Grande force et faiblesse à la fois de la série, le fait qu’elle soit une lettre d’amour au Bronx plutôt qu’à son illustre héros, préférant (parfois à juste titre) mettre en avant des enjeux sociaux et raciaux (actualité américaine oblige), plutôt que de trop s’attarder sur son personnage principal. Fourmillant de personnages secondaires forts et d’enjeux dramatiques relativement complexes, la série finit par oublier son héros en cours de route, ce dernier étant plombé par une histoire aussi banale que son pouvoir. Et si ce n’était que ça…

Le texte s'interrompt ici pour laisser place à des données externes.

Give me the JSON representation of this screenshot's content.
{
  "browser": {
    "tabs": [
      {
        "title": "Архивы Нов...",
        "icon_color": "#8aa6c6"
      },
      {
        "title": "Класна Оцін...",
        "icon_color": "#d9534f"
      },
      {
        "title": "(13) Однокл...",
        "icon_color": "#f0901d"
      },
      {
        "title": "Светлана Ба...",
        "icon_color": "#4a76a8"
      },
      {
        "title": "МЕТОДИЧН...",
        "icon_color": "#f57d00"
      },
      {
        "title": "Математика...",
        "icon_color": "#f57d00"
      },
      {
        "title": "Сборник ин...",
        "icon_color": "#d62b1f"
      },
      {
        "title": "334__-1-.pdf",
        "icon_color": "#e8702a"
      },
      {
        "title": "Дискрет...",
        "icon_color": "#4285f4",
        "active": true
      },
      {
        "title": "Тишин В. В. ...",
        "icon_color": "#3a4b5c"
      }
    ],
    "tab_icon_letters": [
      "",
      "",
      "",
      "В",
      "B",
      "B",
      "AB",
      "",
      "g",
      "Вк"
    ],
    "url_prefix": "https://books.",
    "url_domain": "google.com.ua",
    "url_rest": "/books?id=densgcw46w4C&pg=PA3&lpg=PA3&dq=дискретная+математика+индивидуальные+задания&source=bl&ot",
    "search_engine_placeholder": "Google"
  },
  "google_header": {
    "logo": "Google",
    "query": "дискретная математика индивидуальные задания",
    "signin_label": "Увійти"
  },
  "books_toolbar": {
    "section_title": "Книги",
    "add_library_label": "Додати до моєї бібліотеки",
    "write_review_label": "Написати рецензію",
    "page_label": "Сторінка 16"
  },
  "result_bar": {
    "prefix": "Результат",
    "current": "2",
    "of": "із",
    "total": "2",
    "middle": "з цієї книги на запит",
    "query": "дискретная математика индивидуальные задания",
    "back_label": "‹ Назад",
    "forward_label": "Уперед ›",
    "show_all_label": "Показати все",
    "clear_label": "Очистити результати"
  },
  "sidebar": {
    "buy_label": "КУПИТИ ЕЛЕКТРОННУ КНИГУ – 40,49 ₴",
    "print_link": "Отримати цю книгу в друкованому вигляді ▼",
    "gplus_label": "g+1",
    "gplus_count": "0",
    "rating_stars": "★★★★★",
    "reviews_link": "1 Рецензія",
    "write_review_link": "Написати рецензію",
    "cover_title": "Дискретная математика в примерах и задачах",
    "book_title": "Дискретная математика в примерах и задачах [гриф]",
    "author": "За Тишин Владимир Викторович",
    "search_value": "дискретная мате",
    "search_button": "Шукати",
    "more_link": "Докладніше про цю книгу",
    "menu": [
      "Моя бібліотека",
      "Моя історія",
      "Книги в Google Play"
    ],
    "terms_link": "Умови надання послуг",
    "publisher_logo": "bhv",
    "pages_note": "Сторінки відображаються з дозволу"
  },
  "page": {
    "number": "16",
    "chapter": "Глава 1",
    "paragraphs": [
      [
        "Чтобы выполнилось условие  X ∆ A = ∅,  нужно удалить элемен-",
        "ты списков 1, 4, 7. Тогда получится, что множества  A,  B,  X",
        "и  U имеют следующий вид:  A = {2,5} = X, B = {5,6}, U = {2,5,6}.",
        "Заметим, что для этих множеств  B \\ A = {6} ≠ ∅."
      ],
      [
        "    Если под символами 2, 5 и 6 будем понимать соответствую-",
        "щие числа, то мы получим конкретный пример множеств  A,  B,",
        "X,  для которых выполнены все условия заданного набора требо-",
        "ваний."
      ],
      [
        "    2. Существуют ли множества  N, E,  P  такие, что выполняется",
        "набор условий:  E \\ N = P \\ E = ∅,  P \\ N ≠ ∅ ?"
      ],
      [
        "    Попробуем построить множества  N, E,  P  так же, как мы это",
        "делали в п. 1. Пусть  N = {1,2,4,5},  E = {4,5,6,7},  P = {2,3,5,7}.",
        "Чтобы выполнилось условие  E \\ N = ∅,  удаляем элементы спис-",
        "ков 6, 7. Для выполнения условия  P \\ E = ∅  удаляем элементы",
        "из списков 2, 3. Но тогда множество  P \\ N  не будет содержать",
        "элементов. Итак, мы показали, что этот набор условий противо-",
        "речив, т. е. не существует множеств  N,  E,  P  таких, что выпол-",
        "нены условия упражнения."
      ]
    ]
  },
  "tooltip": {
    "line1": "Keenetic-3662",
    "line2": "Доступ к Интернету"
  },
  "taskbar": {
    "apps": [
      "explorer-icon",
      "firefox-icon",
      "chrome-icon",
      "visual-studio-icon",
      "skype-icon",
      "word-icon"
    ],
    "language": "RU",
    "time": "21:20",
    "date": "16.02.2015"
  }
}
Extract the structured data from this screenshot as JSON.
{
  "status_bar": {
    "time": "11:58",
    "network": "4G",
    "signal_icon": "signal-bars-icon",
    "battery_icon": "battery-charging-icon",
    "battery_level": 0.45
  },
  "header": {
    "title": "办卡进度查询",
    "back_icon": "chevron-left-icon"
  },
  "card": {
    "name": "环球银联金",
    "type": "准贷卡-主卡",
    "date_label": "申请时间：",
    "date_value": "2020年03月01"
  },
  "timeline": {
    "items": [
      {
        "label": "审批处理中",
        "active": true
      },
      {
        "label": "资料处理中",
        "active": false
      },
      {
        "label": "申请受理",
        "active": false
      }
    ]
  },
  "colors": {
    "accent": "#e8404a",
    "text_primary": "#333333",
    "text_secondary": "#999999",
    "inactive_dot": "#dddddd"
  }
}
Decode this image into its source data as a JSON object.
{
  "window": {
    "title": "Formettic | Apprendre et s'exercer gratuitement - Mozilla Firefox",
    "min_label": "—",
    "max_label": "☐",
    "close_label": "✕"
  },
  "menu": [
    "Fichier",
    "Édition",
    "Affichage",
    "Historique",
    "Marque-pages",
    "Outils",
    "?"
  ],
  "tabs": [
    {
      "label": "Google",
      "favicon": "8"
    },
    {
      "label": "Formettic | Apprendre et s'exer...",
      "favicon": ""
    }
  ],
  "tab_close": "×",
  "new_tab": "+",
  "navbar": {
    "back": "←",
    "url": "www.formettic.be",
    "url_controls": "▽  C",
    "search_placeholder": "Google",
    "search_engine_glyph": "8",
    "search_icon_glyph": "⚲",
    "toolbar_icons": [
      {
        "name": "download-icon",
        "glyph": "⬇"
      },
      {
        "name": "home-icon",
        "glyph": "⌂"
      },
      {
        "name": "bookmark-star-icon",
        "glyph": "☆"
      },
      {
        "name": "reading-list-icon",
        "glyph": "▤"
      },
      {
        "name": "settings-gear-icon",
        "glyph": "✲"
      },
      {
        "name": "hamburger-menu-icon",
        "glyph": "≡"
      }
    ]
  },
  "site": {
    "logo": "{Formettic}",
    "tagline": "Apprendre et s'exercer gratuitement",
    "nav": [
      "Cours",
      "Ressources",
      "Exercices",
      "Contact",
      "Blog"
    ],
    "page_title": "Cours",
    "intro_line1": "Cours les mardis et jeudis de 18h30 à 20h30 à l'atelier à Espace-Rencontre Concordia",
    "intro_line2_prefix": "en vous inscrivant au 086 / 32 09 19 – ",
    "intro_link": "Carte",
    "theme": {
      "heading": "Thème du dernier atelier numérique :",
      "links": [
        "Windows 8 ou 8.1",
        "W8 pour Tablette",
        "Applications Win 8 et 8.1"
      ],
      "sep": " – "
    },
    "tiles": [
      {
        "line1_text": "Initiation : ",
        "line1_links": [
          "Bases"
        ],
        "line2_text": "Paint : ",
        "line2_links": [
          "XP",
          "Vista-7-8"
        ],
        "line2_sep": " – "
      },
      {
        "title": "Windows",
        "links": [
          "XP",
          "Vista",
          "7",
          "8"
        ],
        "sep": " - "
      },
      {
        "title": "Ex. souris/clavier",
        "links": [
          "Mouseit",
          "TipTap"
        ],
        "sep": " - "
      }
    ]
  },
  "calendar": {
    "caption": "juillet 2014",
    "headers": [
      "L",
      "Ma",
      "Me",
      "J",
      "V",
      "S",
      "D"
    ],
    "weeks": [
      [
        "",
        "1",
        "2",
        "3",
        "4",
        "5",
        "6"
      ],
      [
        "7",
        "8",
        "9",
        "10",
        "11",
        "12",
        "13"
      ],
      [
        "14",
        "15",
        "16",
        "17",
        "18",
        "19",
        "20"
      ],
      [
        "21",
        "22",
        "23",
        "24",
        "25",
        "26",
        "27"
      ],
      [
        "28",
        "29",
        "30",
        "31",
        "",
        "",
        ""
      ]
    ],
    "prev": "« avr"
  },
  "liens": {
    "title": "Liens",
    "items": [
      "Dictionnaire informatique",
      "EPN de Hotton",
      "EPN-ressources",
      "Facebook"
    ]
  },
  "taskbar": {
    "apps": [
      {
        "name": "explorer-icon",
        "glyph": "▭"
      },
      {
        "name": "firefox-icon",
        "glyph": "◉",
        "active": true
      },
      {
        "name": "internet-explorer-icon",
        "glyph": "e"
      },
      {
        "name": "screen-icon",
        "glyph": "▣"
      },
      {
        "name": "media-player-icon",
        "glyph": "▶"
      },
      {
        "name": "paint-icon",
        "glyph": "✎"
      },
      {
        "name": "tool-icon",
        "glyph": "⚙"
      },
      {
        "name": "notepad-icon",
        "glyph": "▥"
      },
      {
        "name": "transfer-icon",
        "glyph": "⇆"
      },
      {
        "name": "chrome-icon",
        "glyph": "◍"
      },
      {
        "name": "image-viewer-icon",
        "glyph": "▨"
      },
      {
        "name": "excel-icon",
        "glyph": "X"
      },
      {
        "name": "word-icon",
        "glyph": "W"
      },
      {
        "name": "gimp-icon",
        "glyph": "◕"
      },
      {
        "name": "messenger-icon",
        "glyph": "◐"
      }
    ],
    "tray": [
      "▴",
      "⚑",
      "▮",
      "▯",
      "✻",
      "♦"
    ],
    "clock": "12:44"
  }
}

Je ne devrais pas rentrer dans ce débat stérile sur les différences irréconciliables entre la version papier et la transposition live mais, après toutes ces années d’attente et toute les séries et films qui ont été produits, il est proprement aberrant de proposer une vision aussi arriérée et austère d’un super-héros de la trempe de Luke Cage. Alors je comprends bien qu’il n’était pas question d’adapter le super-héros des années 70-80, une brute insupportable au costume ultra-daté, mais de là à cracher au visage de toute une génération de lecteurs, il y a un pas que personne n’avait encore osé franchir jusqu’ici.

Je parle bien évidemment de l’épisode avec les origines de Power Man et surtout de la scène où Luke Cage réaparait transformé par l’expérience dont il a été le cobaye. Cette scène et sa suite dans la rue (avec le diadème et la chemise jaune) nous laisse entrevoir la série qui aurait pu être et qui ne sera jamais, Luke refusant sa nature de super-héros car la trouvant forcément et simplement ridicule. Ce choix scénaristique, audacieux s’il en est, aurait certainement beaucoup compté si la série s’était affranchie de ses origines et les avaient sublimées. Hélas, ce sera loin d’être le cas tout au long de ces interminables 13 épisodes; ces quelques minutes, censées êtres un clin d’œil (quelque peu méprisant) à la première série de comics, s’avérant au final son meilleur moment, celui ou Luke Cage est devenu Power Man, avant de redevenir Luke Cage et de le rester. Même si les comics étaient nuls, cet acte manqué m’a brisé le cœur.